Carl Wilson
When I get home, Grandma’s car is right in front of my house. I am tempted to just keep on driving, but I know I won’t be able to escape her. Plus, she’s the type of woman where it’s to just step up and take your lumps if you’ve crossed her, because she’s not going to forget, and she’s going to give you extra for having tried to run.
I pull my car into the garage, and meet her at the door. She’s way to proper to tear into me outside at this time of night, so I unlock the door.
“Before you jump all over me,” I say, “You have been spying on me for weeks. So I got out from under you for a bit. So what?”
“I specifically told you to not go looking for Ivy and Ben. You’ll put her in grave danger.”
“I can’t just sit around waiting for terrible things to happen to her,” I say. “You know that.”
“That hunter is coming up short on finding them. You are leading her right to them. If I could track you, she certainly has been.”
“Maybe everybody needs to just stop tracking me!” I want to shout that, but I can’t seem to rouse up the energy. “And while I’m on the subject of things that are pissing me off, what did you do to me? Where is the wolf?”
“It’s suppressed for a few days. It’s better that way.”
“Emily!” I say. I think it’s the first time in years that I have used her name. “I really need you to stop tampering with my life. I love you and Ivy, but I’ve lost her, and you’re pushing me away. There’s nothing that ties me to this town. Nothing. Maybe the best thing for me to do is forget about your family entirely and go back down south or something.”
“No, Carl. You are needed here. Ivy needs you.”
“Ivy threw me out of her life.”
“She did, but she still needs you. When she gets back into town, she’ll understand a lot more than she did when she left, and she’ll know what she had with you.”
“And you know this because you can see the future. So there’s something else pushing me around. You, vampires, some vague tomorrow. Does nothing in the world want me to just live my life and be who I am?”
“Ivy does. Ivy wants you to be who you are. Just don’t go back out there again, so you don’t get her killed. Wait for her to come to you.”
“I won’t go back out there,” I say.
“Why?” Emily asks. “What did you see?”
“More of Ivy than I ever thought I would, that’s for sure.” I sigh. “It’s probably a good thing you did whatever it is you did. If you hadn’t put the wolf to bed for a while, it would have come out when I saw her and Ben together.”
“I know you don’t want to hear this, Carl, but sometimes you do need to trust others. I know this has been hard on you.”
“Next time, tell me why you want me to do or not do things. This secret keeping has been killing me.”
“Carl. You don’t want that. Nobody is happy when they know what is going to happen.”
“Well maybe you need to stop carrying all of that misery alone.”
“Grab a couple of beers,” she says.
“I’ll grab you one, but I want something stronger,” I say, opening one of my kitchen cabinets, and reaching behind a dozen cans to grab the bottle of tequila laying on its side, hidden behind them.
“I’ll take some of that, too,” she says, sitting down at my kitchen table. I go for a couple of glasses, but she tells me to skip them.

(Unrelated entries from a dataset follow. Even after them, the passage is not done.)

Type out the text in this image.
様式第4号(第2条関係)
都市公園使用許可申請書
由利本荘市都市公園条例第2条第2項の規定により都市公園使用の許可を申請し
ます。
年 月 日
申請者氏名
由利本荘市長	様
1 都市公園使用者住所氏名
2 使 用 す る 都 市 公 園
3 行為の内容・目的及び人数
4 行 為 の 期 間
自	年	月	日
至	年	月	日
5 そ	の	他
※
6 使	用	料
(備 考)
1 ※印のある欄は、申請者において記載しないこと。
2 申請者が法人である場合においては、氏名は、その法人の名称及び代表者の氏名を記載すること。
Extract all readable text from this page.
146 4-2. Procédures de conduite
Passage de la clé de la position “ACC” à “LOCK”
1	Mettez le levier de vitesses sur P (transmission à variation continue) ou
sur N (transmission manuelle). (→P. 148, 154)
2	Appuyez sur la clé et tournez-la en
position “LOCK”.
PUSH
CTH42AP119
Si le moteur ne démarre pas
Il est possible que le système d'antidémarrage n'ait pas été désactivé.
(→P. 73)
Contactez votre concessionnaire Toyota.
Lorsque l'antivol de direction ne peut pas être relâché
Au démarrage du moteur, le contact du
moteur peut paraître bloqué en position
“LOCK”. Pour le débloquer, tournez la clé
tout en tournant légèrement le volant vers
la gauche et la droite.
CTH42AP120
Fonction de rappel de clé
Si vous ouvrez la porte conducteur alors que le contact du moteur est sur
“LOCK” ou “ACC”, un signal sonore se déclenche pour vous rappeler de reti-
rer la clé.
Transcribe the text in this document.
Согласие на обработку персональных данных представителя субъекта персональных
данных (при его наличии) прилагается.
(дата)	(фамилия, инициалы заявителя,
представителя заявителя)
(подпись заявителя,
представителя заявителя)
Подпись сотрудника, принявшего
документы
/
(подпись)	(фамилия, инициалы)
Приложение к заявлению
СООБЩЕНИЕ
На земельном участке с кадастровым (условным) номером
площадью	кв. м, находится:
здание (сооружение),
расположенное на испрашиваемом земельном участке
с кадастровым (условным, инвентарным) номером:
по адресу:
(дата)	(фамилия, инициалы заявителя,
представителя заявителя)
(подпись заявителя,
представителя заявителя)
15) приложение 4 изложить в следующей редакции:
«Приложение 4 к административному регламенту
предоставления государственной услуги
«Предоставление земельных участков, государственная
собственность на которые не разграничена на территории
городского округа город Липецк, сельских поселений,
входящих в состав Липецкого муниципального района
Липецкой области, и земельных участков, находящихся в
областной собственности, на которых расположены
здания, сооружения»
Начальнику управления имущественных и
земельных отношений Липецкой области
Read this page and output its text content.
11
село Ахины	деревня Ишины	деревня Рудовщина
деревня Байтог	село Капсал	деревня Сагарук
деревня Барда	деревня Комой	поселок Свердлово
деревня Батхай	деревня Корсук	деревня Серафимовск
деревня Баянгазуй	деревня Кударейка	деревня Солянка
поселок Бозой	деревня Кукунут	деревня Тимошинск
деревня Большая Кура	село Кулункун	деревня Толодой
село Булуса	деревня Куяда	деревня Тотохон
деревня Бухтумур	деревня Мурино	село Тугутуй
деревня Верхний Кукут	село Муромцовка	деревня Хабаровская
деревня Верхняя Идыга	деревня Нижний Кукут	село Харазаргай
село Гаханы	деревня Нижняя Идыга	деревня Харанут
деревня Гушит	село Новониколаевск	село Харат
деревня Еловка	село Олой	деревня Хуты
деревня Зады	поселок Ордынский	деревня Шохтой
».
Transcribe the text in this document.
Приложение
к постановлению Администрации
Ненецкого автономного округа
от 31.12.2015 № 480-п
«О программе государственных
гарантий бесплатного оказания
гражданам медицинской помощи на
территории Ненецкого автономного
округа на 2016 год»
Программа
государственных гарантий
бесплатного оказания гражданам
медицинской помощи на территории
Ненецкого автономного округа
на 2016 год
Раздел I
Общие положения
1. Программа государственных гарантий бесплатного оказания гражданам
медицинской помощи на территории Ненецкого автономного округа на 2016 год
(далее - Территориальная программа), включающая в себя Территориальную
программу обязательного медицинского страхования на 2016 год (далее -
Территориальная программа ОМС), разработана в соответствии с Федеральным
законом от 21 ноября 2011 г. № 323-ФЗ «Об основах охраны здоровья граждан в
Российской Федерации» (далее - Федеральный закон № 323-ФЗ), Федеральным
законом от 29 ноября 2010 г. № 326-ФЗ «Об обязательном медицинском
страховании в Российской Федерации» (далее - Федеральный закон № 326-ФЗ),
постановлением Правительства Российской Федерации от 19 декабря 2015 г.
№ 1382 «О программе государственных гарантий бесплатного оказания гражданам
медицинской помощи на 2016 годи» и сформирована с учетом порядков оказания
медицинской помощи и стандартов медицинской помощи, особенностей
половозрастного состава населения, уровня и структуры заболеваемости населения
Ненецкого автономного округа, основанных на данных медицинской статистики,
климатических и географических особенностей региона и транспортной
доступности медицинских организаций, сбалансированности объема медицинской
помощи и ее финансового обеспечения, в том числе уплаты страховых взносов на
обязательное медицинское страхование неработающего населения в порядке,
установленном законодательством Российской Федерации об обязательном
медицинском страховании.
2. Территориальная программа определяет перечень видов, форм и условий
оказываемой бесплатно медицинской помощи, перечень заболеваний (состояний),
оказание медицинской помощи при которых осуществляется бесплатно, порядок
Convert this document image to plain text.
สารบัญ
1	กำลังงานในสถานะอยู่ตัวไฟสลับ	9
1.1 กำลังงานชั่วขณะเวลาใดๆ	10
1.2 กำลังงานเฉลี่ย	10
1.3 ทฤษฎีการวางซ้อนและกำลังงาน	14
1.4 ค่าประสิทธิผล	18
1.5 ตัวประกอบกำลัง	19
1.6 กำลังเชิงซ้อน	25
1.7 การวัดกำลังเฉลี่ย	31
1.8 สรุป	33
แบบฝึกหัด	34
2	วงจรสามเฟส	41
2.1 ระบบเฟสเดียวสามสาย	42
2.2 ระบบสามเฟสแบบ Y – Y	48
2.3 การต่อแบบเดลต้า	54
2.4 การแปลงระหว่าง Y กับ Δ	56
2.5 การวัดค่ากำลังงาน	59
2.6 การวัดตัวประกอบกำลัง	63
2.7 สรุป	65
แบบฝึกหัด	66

I put the bottle on the table and sit. She pulls out the stopper and takes a good sip. “Boy. You need to learn to drink.”
“It’s what an underage guy can get easily,” I say, taking the bottle from her and putting a mouthful down. She does have a point, though. Cheap tequila is not pleasant.
“You want to be your own man, chart your own course. I get it. Let me tell you how walking this route for a little longer lets you do that.”
“Make it good,” I say.
“It took me some time to put all of the pieces together, but you, Ben, Nathan, and Ivy are going to put the war between the vampires and the werewolves to bed. Maybe not forever, but for a very long time.”
“How?” I ask.
“There is a reason you three men have all been drawn here to Stokers Mill, and to friendship with Ivy specifically. All three of you men have been taken in by her when our peers rejected you. You and Nathan have been here long enough that Ivy’s affection for you has gotten other people to see you differently and to warm to you. If Ben had come into town a year ago, the same would have happened to him.”
“So we’re all going to show the zombie clans and the packs that Ben and I can live together and even be in a love triangle over a girl, and they’ll all slap their foreheads, and say, ‘Wow! We can all be best of buds, we don’t have to fight!'”
“No,” Emily says. She offers me the bottle. “Take a good belt. This is about to get strange,” she says.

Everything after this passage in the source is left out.